The real key with this lull in Rocky Mountain luxury building is for conservation organizations and the federal agencies to step up to the plate and buy some of the nicer pieces (not of YC or Tamarack, I mean) of private land before the subdivision craze ramps up again.
Several years ago, Ed Marston wrote some good (albeit grim) stories on possible futures for the mega-Mansions that dot our hillsides. With energy prices the way they are and the possible beginnings of a shift away from huge, expensive to maintain homes in the woods, we may see his vision come to pass in 30 years.
I did a lot of custom carving in 2 homes in Tamarack. I used to argue with the builder about wolves. I’m glad I got paid before it crumbled.

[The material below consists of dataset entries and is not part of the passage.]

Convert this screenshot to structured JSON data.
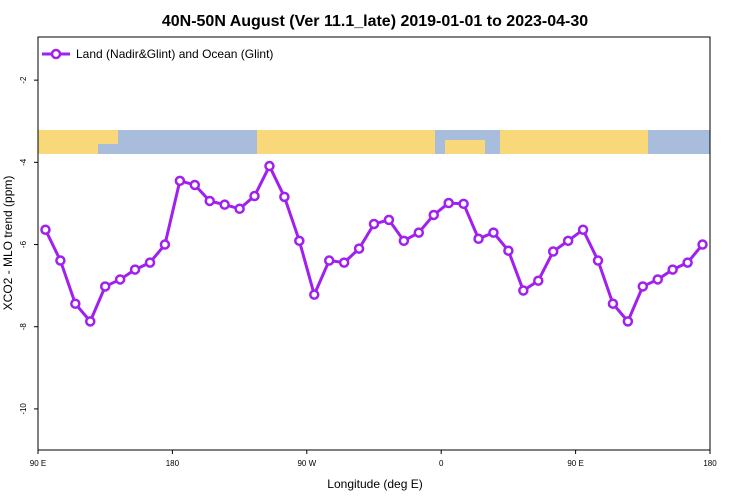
{
  "chart_data": {
    "type": "line",
    "title": "40N-50N August (Ver 11.1_late)   2019-01-01 to 2023-04-30",
    "x_label": "Longitude (deg E)",
    "y_label": "XCO2 - MLO trend (ppm)",
    "x": [
      95,
      105,
      115,
      125,
      135,
      145,
      155,
      165,
      175,
      185,
      195,
      205,
      215,
      225,
      235,
      245,
      255,
      265,
      275,
      285,
      295,
      305,
      315,
      325,
      335,
      345,
      355,
      365,
      375,
      385,
      395,
      405,
      415,
      425,
      435,
      445,
      455,
      465,
      475,
      485,
      495,
      505,
      515,
      525,
      535
    ],
    "series": [
      {
        "name": "Land (Nadir&Glint) and Ocean (Glint)",
        "color": "#a020f0",
        "values": [
          -5.64,
          -6.39,
          -7.44,
          -7.87,
          -7.02,
          -6.85,
          -6.61,
          -6.44,
          -6.0,
          -4.45,
          -4.55,
          -4.94,
          -5.03,
          -5.13,
          -4.82,
          -4.09,
          -4.84,
          -5.91,
          -7.22,
          -6.39,
          -6.44,
          -6.1,
          -5.5,
          -5.4,
          -5.91,
          -5.71,
          -5.28,
          -4.99,
          -5.01,
          -5.86,
          -5.71,
          -6.15,
          -7.12,
          -6.88,
          -6.17,
          -5.91,
          -5.64,
          -6.39,
          -7.44,
          -7.87,
          -7.02,
          -6.85,
          -6.61,
          -6.44,
          -6.0
        ]
      }
    ],
    "xlim": [
      90,
      540
    ],
    "xticks": [
      {
        "value": 90,
        "label": "90 E"
      },
      180,
      {
        "value": 270,
        "label": "90 W"
      },
      {
        "value": 360,
        "label": "0"
      },
      {
        "value": 450,
        "label": "90 E"
      },
      {
        "value": 540,
        "label": "180"
      }
    ],
    "ylim": [
      -11,
      -0.95
    ],
    "yticks": [
      -10,
      -8,
      -6,
      -4,
      -2
    ],
    "legend": "top-left"
  }
}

I’ve wondered the same thing about these big homes and smaller ones too, in remote areas subject to cold temperatures and wind.
Catbestland,
Read this: Ex-Tamarack vice president suing resort for severance pay. Idaho Statesman.
The thing that separates these projects from smaller developments is the upkeep and operational costs for amenities that are enjoyed by a very few people for only a few days a years, relatively speaking. There will be difficulties finding someone to step into the breach to pay for these amenities over a short period of time. This is why failures at this level could really make the lots inside the project worth next to nothing. Who’s going to pay for cleaning, landscaping, heating, security and maintenance of an 8,000 sqft house when the neighboring golf course and the ski lifts are closed? Where are the buyers going to come from? Real estate around most of the resort town west is feeling the bubble pop big time. If bankruptcy happens, there’s going to be some more pain in the local communities too – so many of the economies in these towns are invested in luxury services/building.

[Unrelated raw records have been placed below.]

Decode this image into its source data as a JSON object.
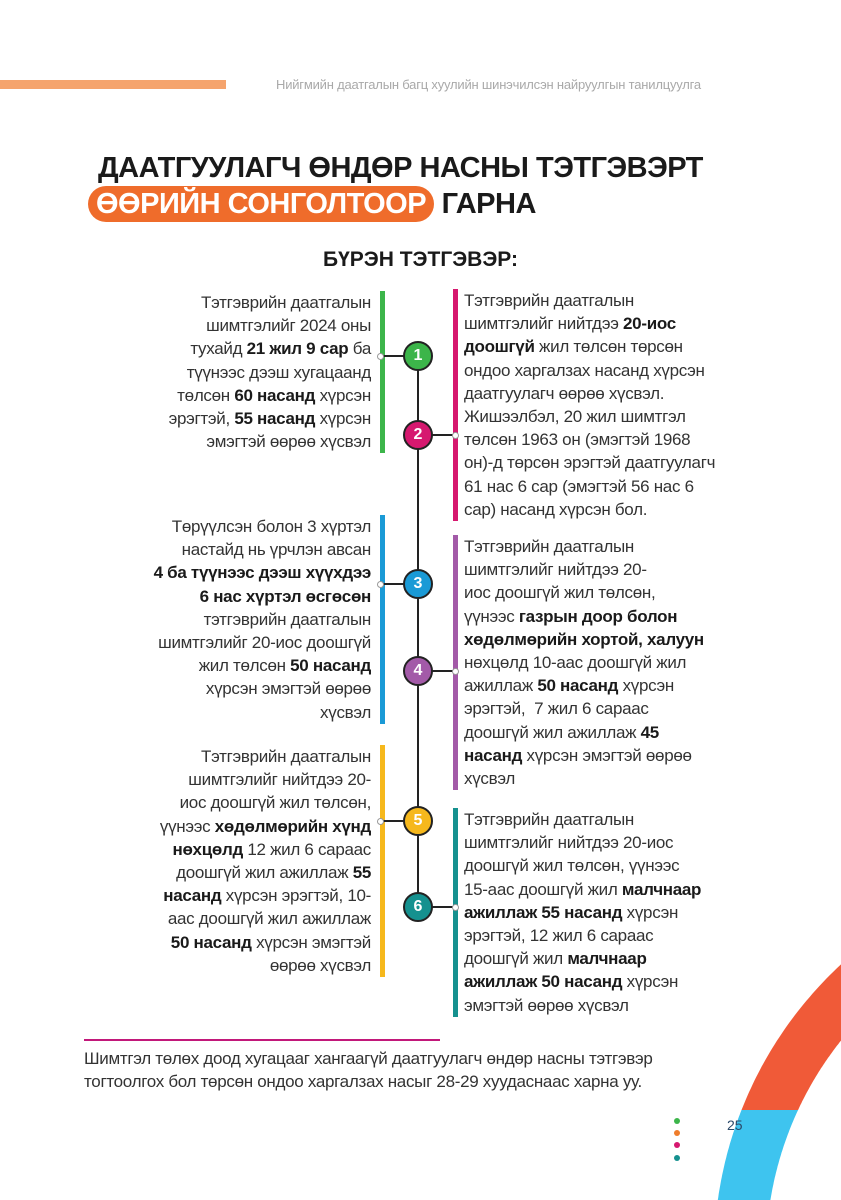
{
  "header": {
    "running_title": "Нийгмийн даатгалын багц хуулийн шинэчилсэн найруулгын танилцуулга"
  },
  "title": {
    "line1": "ДААТГУУЛАГЧ ӨНДӨР НАСНЫ ТЭТГЭВЭРТ",
    "highlight": "ӨӨРИЙН  СОНГОЛТООР",
    "rest": " ГАРНА"
  },
  "subtitle": "БҮРЭН ТЭТГЭВЭР:",
  "colors": {
    "accent": "#ef6c2b",
    "green": "#3cb54a",
    "magenta": "#d6186f",
    "blue": "#1a9ad6",
    "purple": "#a35aa8",
    "yellow": "#f6b81c",
    "teal": "#15918f",
    "arc_orange": "#f05a38",
    "arc_blue": "#3ec4ef"
  },
  "items": [
    {
      "number": "1",
      "color": "#3cb54a",
      "side": "left",
      "lines": [
        [
          {
            "t": "Тэтгэврийн даатгалын"
          }
        ],
        [
          {
            "t": "шимтгэлийг 2024 оны"
          }
        ],
        [
          {
            "t": "тухайд "
          },
          {
            "t": "21 жил 9 сар",
            "b": true
          },
          {
            "t": " ба"
          }
        ],
        [
          {
            "t": "түүнээс дээш хугацаанд"
          }
        ],
        [
          {
            "t": "төлсөн "
          },
          {
            "t": "60 насанд",
            "b": true
          },
          {
            "t": " хүрсэн"
          }
        ],
        [
          {
            "t": "эрэгтэй, "
          },
          {
            "t": "55 насанд",
            "b": true
          },
          {
            "t": " хүрсэн"
          }
        ],
        [
          {
            "t": "эмэгтэй өөрөө хүсвэл"
          }
        ]
      ]
    },
    {
      "number": "2",
      "color": "#d6186f",
      "side": "right",
      "lines": [
        [
          {
            "t": "Тэтгэврийн даатгалын"
          }
        ],
        [
          {
            "t": "шимтгэлийг нийтдээ "
          },
          {
            "t": "20-иос",
            "b": true
          }
        ],
        [
          {
            "t": "доошгүй",
            "b": true
          },
          {
            "t": " жил төлсөн төрсөн"
          }
        ],
        [
          {
            "t": "ондоо харгалзах насанд хүрсэн"
          }
        ],
        [
          {
            "t": "даатгуулагч өөрөө хүсвэл."
          }
        ],
        [
          {
            "t": "Жишээлбэл, 20 жил шимтгэл"
          }
        ],
        [
          {
            "t": "төлсөн 1963 он (эмэгтэй 1968"
          }
        ],
        [
          {
            "t": "он)-д төрсөн эрэгтэй даатгуулагч"
          }
        ],
        [
          {
            "t": "61 нас 6 сар (эмэгтэй 56 нас 6"
          }
        ],
        [
          {
            "t": "сар) насанд хүрсэн бол."
          }
        ]
      ]
    },
    {
      "number": "3",
      "color": "#1a9ad6",
      "side": "left",
      "lines": [
        [
          {
            "t": "Төрүүлсэн болон 3 хүртэл"
          }
        ],
        [
          {
            "t": "настайд нь үрчлэн авсан"
          }
        ],
        [
          {
            "t": "4 ба түүнээс дээш хүүхдээ",
            "b": true
          }
        ],
        [
          {
            "t": "6 нас хүртэл өсгөсөн",
            "b": true
          }
        ],
        [
          {
            "t": "тэтгэврийн даатгалын"
          }
        ],
        [
          {
            "t": "шимтгэлийг 20-иос доошгүй"
          }
        ],
        [
          {
            "t": "жил төлсөн "
          },
          {
            "t": "50 насанд",
            "b": true
          }
        ],
        [
          {
            "t": "хүрсэн эмэгтэй өөрөө"
          }
        ],
        [
          {
            "t": "хүсвэл"
          }
        ]
      ]
    },
    {
      "number": "4",
      "color": "#a35aa8",
      "side": "right",
      "lines": [
        [
          {
            "t": "Тэтгэврийн даатгалын"
          }
        ],
        [
          {
            "t": "шимтгэлийг нийтдээ 20-"
          }
        ],
        [
          {
            "t": "иос доошгүй жил төлсөн,"
          }
        ],
        [
          {
            "t": "үүнээс "
          },
          {
            "t": "газрын доор болон",
            "b": true
          }
        ],
        [
          {
            "t": "хөдөлмөрийн хортой, халуун",
            "b": true
          }
        ],
        [
          {
            "t": "нөхцөлд 10-аас доошгүй жил"
          }
        ],
        [
          {
            "t": "ажиллаж "
          },
          {
            "t": "50 насанд",
            "b": true
          },
          {
            "t": " хүрсэн"
          }
        ],
        [
          {
            "t": "эрэгтэй,  7 жил 6 сараас"
          }
        ],
        [
          {
            "t": "доошгүй жил ажиллаж "
          },
          {
            "t": "45",
            "b": true
          }
        ],
        [
          {
            "t": "насанд",
            "b": true
          },
          {
            "t": " хүрсэн эмэгтэй өөрөө"
          }
        ],
        [
          {
            "t": "хүсвэл"
          }
        ]
      ]
    },
    {
      "number": "5",
      "color": "#f6b81c",
      "side": "left",
      "lines": [
        [
          {
            "t": "Тэтгэврийн даатгалын"
          }
        ],
        [
          {
            "t": "шимтгэлийг нийтдээ 20-"
          }
        ],
        [
          {
            "t": "иос доошгүй жил төлсөн,"
          }
        ],
        [
          {
            "t": "үүнээс "
          },
          {
            "t": "хөдөлмөрийн хүнд",
            "b": true
          }
        ],
        [
          {
            "t": "нөхцөлд",
            "b": true
          },
          {
            "t": " 12 жил 6 сараас"
          }
        ],
        [
          {
            "t": "доошгүй жил ажиллаж "
          },
          {
            "t": "55",
            "b": true
          }
        ],
        [
          {
            "t": "насанд",
            "b": true
          },
          {
            "t": " хүрсэн эрэгтэй, 10-"
          }
        ],
        [
          {
            "t": "аас доошгүй жил ажиллаж"
          }
        ],
        [
          {
            "t": "50 насанд",
            "b": true
          },
          {
            "t": " хүрсэн эмэгтэй"
          }
        ],
        [
          {
            "t": "өөрөө хүсвэл"
          }
        ]
      ]
    },
    {
      "number": "6",
      "color": "#15918f",
      "side": "right",
      "lines": [
        [
          {
            "t": "Тэтгэврийн даатгалын"
          }
        ],
        [
          {
            "t": "шимтгэлийг нийтдээ 20-иос"
          }
        ],
        [
          {
            "t": "доошгүй жил төлсөн, үүнээс"
          }
        ],
        [
          {
            "t": "15-аас доошгүй жил "
          },
          {
            "t": "малчнаар",
            "b": true
          }
        ],
        [
          {
            "t": "ажиллаж 55 насанд",
            "b": true
          },
          {
            "t": " хүрсэн"
          }
        ],
        [
          {
            "t": "эрэгтэй, 12 жил 6 сараас"
          }
        ],
        [
          {
            "t": "доошгүй жил "
          },
          {
            "t": "малчнаар",
            "b": true
          }
        ],
        [
          {
            "t": "ажиллаж 50 насанд",
            "b": true
          },
          {
            "t": " хүрсэн"
          }
        ],
        [
          {
            "t": "эмэгтэй өөрөө хүсвэл"
          }
        ]
      ]
    }
  ],
  "note": {
    "line1": "Шимтгэл төлөх доод хугацааг хангаагүй даатгуулагч өндөр насны тэтгэвэр",
    "line2": "тогтоолгох бол төрсөн ондоо харгалзах насыг 28-29 хуудаснаас харна уу."
  },
  "page_number": "25"
}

they remind me of new fancy golf courses,,, the builders and the first two or three sets of owner ship go bust because the first guy who built it spent way tooo much on land and consstrcution, he goes bust,, number 2 and 3 also go because they thought they got deals but were still paying way to much for the property which no real cost management due to the new ness of such large projects, memberships, etc and maintenance like the above poster stated,, usually by number 4, the new owners can stand the heat and the cost have become more known and controlllable. just takes a while for it all to get right. Valuations may go down, but it usually equallizes with the market conditions
Very interesting comments! I had tried to open the subject from time to time in the past.
It’s good to finally read some responses.